All Star Advice

Financial Planners, investment gurus, realtors, tax advisers, and insurance agents share their best advicein their own words

Use a combination of revenue streams, such as Social Security and insurance products, to provide guaranteed lifetime retirement income.

Since people are living longer, they’re concerned about outliving their savings. Will the money run out before I do? One of the things I try to do is put clients into guaranteed lifetime income products and build from there. Social Security, for instance, has a lifetime guaranteed income stream and an inflation adjustment. Some folks have a defined benefit pension plan in which they worked so many years and now a check shows up every month in retirement for the rest of their lives. Those have become rare. Then we look to see if that’s going to cover basic living expenses. Will it meet your housing costs, food needs, clothing—your basic lifestyle expenses? I like to have those guaranteed with a combination of Social Security, pensions, and if we have a shortfall then I recommend annuities—basically a private pension. This is where you invest a portion of your retirement nest egg and you’re guaranteed a certain payment for the rest of your life.

Pay down debt and use disability insurance to protect your emergency fund.

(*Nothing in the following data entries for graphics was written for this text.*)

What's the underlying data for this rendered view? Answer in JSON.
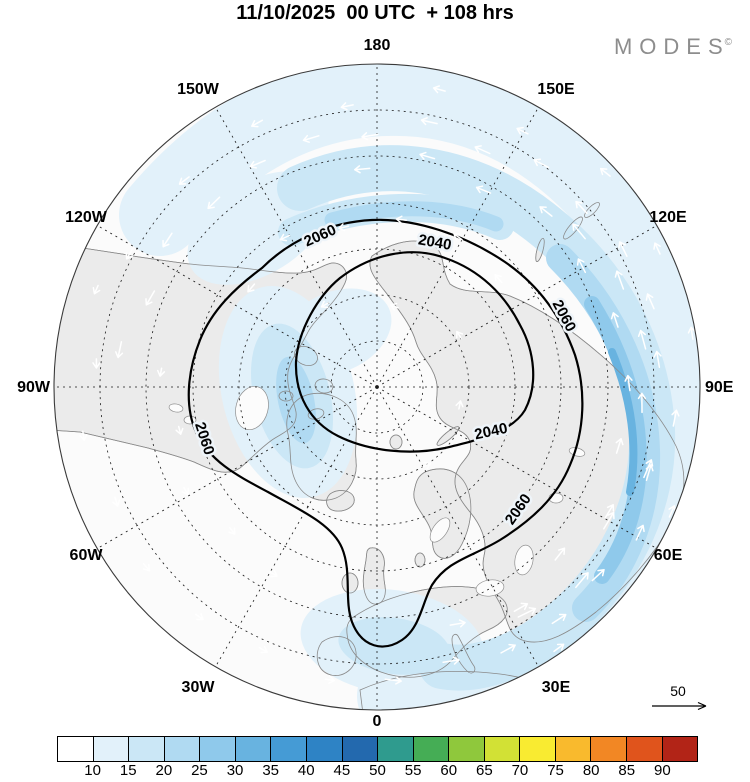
{
  "title": "11/10/2025  00 UTC  + 108 hrs",
  "logo": {
    "text": "MODES",
    "mark": "©"
  },
  "map": {
    "lon_labels": [
      "180",
      "150W",
      "150E",
      "120W",
      "120E",
      "90W",
      "90E",
      "60W",
      "60E",
      "30W",
      "30E",
      "0"
    ],
    "contour_labels": [
      "2060",
      "2040",
      "2060",
      "2040",
      "2060",
      "2060"
    ],
    "contour_levels": [
      "2040",
      "2060"
    ]
  },
  "scale": {
    "label": "50"
  },
  "colorbar": {
    "labels": [
      "10",
      "15",
      "20",
      "25",
      "30",
      "35",
      "40",
      "45",
      "50",
      "55",
      "60",
      "65",
      "70",
      "75",
      "80",
      "85",
      "90"
    ],
    "colors": [
      "#ffffff",
      "#e2f1fa",
      "#cbe7f6",
      "#b0daf2",
      "#8fc9eb",
      "#68b3e0",
      "#459bd5",
      "#2e83c5",
      "#2369ae",
      "#2f9b8e",
      "#45ad55",
      "#8fc83c",
      "#d2e135",
      "#f9eb31",
      "#f9ba2d",
      "#f28724",
      "#e0541c",
      "#b22417"
    ]
  }
}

Have three to six months of expenses in your money market account. If you have a higher income, maybe you have six to 12 months, that’s when it may be a good idea [to dip into savings to pay down debt]. If you have six to 12 months of living expenses saved, get a disability insurance policy. That way, if you ever became disabled, you really wouldn’t need to dip into the money market funds anyway because your disability policy is going to help pay your expenses. If you don’t have six months’ worth—and it’s not the easiest thing in the world to accumulate money for emergency purposes—it’s not a good idea to start dipping into your money market to pay off credit card debt, based on the way the economy is right now. You do want to pay off debt, but you don’t want to rob your money market.